There will be no lack of spinning plates and full diaries. But to what end?
As its electoral fortunes slide, the ANC continues to avoid grasping the nettle and reforming its vast, bungling state-owned enterprises. It is obvious that it needs to bring in the private sector. But instead of seeking desperately needed private sector investment, it is asking for charity.
Business has fallen for a political chimera. It will help the ANC shore up public enterprises ahead of next year’s election and then, its services no longer needed, watch aghast when the next government (likely to be formed by the ANC or an ANC coalition) brings out the lash with a new raft of populist policies.
This process presumes that government is merely incompetent, but still honest. Yet as Chief Justice Raymond Zondo makes clear, there is a web of criminal activity networked into the African National Congress. The heart of the problem is not technical, as the businesses’ various workstreams essentially argue, but political. Only political change can change this for the better, just as apartheid could not be reformed through technical inputs.
To think otherwise is delusional, a circus of falsehoods. No amount of frantic activity, earnest think-pieces, consultation and committees, workstreams or public fluency is a substitute for the reforms necessary. Without real skin in the game, business knows it is just playing a game as its least bright (who draw the short straw at HQ) are sent into the vast labyrinth of meetings, meetings about meetings, task teams, and the like, to fight the hydra of corruption which never shows its face.
Palace intrigue, embedded placement, and poise and polish do not stack with the task of strategic change and leadership.
Solving the South African failure to reform thus does not require more institutions, or more institutions working in harness with one another. It demands answering the question: Why does the government not reform when the problems are clear?
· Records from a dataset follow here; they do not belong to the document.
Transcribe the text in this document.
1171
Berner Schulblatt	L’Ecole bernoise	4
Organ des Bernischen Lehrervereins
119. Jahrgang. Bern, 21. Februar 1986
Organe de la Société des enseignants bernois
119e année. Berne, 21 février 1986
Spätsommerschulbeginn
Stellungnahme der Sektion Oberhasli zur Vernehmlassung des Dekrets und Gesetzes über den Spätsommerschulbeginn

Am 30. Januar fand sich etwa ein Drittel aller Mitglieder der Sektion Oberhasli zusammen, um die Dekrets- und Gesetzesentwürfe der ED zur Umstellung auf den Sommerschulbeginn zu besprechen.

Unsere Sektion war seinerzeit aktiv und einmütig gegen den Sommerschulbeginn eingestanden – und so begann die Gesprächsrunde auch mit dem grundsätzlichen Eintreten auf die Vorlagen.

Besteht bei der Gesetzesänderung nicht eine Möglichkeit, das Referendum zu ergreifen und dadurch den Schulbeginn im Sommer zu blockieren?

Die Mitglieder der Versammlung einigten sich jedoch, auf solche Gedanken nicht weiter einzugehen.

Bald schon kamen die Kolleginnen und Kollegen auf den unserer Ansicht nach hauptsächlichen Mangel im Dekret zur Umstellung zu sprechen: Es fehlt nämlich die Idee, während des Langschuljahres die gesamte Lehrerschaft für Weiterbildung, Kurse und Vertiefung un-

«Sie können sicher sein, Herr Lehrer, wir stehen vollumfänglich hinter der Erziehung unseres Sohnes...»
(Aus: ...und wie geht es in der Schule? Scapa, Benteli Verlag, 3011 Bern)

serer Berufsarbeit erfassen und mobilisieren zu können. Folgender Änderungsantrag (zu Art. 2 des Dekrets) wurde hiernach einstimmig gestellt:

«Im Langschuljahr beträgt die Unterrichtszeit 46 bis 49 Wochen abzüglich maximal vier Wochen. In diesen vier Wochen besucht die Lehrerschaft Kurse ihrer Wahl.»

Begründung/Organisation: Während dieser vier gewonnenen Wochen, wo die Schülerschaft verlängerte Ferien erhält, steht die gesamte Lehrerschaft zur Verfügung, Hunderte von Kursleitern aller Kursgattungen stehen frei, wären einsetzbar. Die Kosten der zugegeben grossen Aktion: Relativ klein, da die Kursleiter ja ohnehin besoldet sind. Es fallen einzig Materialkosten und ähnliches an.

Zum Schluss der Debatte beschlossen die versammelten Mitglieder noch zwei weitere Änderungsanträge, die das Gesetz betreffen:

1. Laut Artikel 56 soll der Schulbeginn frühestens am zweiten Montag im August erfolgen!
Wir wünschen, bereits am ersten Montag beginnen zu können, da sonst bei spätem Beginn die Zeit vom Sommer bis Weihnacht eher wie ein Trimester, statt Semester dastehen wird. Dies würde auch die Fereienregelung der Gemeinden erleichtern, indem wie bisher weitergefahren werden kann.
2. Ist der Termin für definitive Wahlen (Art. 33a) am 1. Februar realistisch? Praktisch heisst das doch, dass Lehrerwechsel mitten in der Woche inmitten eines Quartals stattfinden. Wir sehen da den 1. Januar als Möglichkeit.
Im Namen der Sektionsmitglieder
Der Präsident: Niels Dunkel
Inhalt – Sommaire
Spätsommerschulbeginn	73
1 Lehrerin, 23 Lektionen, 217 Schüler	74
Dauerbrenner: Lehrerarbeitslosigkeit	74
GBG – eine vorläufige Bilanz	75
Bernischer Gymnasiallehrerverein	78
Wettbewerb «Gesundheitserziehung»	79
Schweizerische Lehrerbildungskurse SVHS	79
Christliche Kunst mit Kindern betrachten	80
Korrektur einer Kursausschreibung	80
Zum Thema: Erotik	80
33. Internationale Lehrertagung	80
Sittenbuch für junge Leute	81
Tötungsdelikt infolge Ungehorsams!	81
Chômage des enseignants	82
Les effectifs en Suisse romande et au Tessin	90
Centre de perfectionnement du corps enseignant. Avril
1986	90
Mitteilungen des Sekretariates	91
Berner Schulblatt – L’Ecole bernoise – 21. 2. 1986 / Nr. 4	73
Is this because it lacks the ability to problem-solve and to execute solutions; or is there a different, deeper malaise in that, even when clear policy decisions are made, there is a reluctance in the bureaucracy and within state-owned enterprises to execute decisions to bring in private partners, because of vested financial interests, in that this dilutes the rents that accrue to the politically connected?
The problem is politics. The problem with Zuma, Ramaphosa and, probably, Mashatile, is that their politics have been learnt from within the ANC. Until that changes, South Africa will remain stuck, despite — and indeed because of — the thinking of business.